Conference registration: free. 
Reception party: 1,000 yen (Free for students).

  • Néstor Alvaro (Data Scientist, Deloitte Digital, Spain)
  • Doug Bond (Director, Virtual Research Associates, VRA & Harvard University, USA)
  • Jason Franz (HIIK Conflict Barometer Methodology Group, Heidelberg Institute for International Conflict Research at the Institute for Political Science, University of Heidelberg, Germany)
  • Roberto Franzosi (Emory University, USA)
  • Yoshifumi Kawasaki (The University of Tokyo, Japan)
  • Roudabeh Kishi (Research Director, Armed Conflict Location & Event Data Project, ACLED, USA)
  • Yoojin Koo (The University of Tokyo, Japan)
  • Antonio Ruiz Tinoco (Emeritus Professor, Sophia University, Japan)
  • Takeshi Wada (The University of Tokyo, Japan)
  • Seunghwan Yeo (Program Manager, Virtual Research Associates, VRA)
* Scholars and practitioners who have confirmed his/her participation as of December 23, 2019.

  • UTokyo LAINAC
  • JSPS KAKENHI, Project/Area Number 15KT0040 (Takeshi Wada, The University of Tokyo)
The conference is a part of the Global Event Data System (GEDS) Seminar Series "Big Data and Natural Language Processing in the Social Sciences & Humanities" (see the following website for more information: http://www.jp.lainac.c.u-tokyo.ac.jp/research/seminars/bdnlp)

Call for submissions

The conference will take place on March 2-6, 2020 at the University of Tokyo, Komaba Campus.


The submission deadline of abstract is February 3 (Monday), 2020 at 11:59 p.m. (Japan Standard Time).

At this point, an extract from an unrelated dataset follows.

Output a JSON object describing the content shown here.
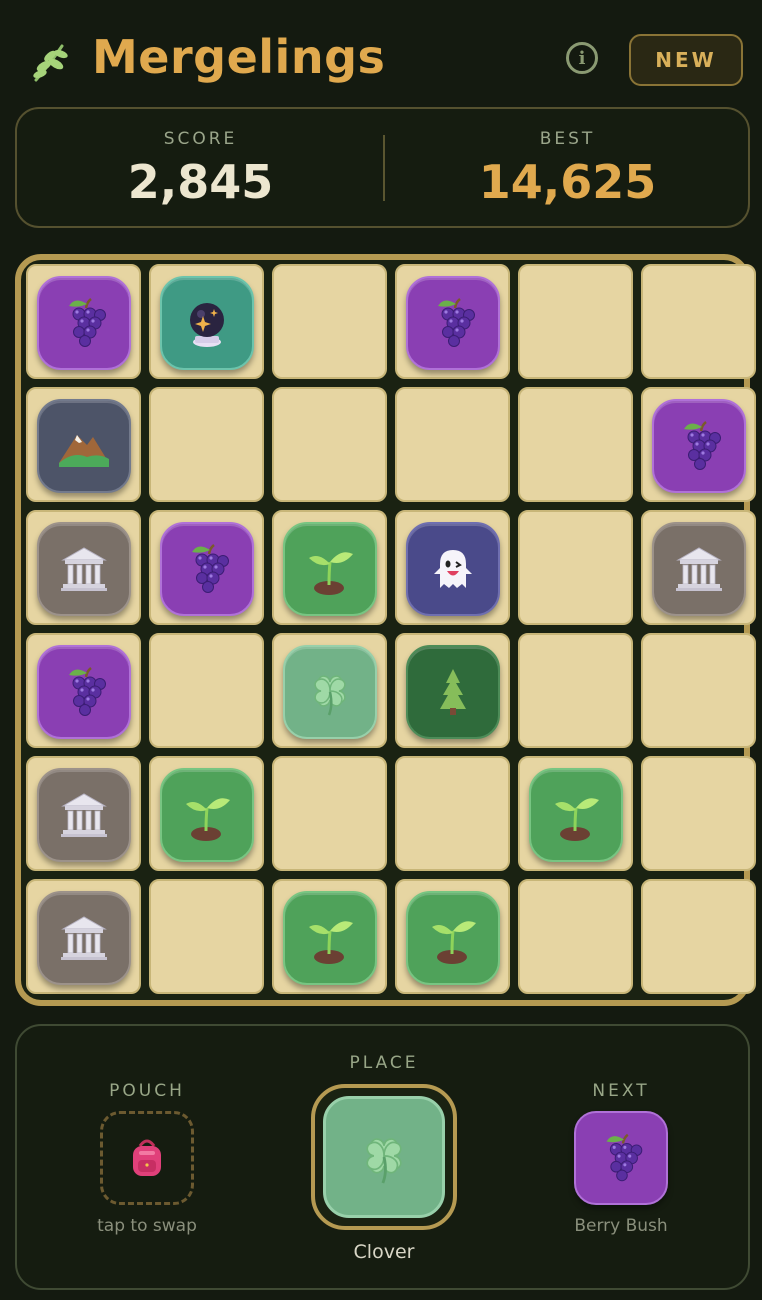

Paper Title (15 words or less) 

Abstract (250 words or less)

How to Submit: All submissions must be made via the online submission system (accessible from this website starting from January 17, 2020). For the detail, follow the instructions on the submission system page.


The results of application will be notified by email to the applicants on February 5 (Wednesday), 2020 (Japan Standard Time).


The submission deadline of paper is February 24 (Monday), 2020 at 11:59 p.m. (Japan Standard Time).

Length and Style: Only draft/working papers that are 15-35 pages, double-spaced, (including footnotes, tables, figures, and bibliographies), that represent a well-thought-out idea or topic will be considered. Lengthier versions are more suitable for subsequent publications than for oral presentations.

How to Submit: Submission information will be sent to those who are accepted for presentation.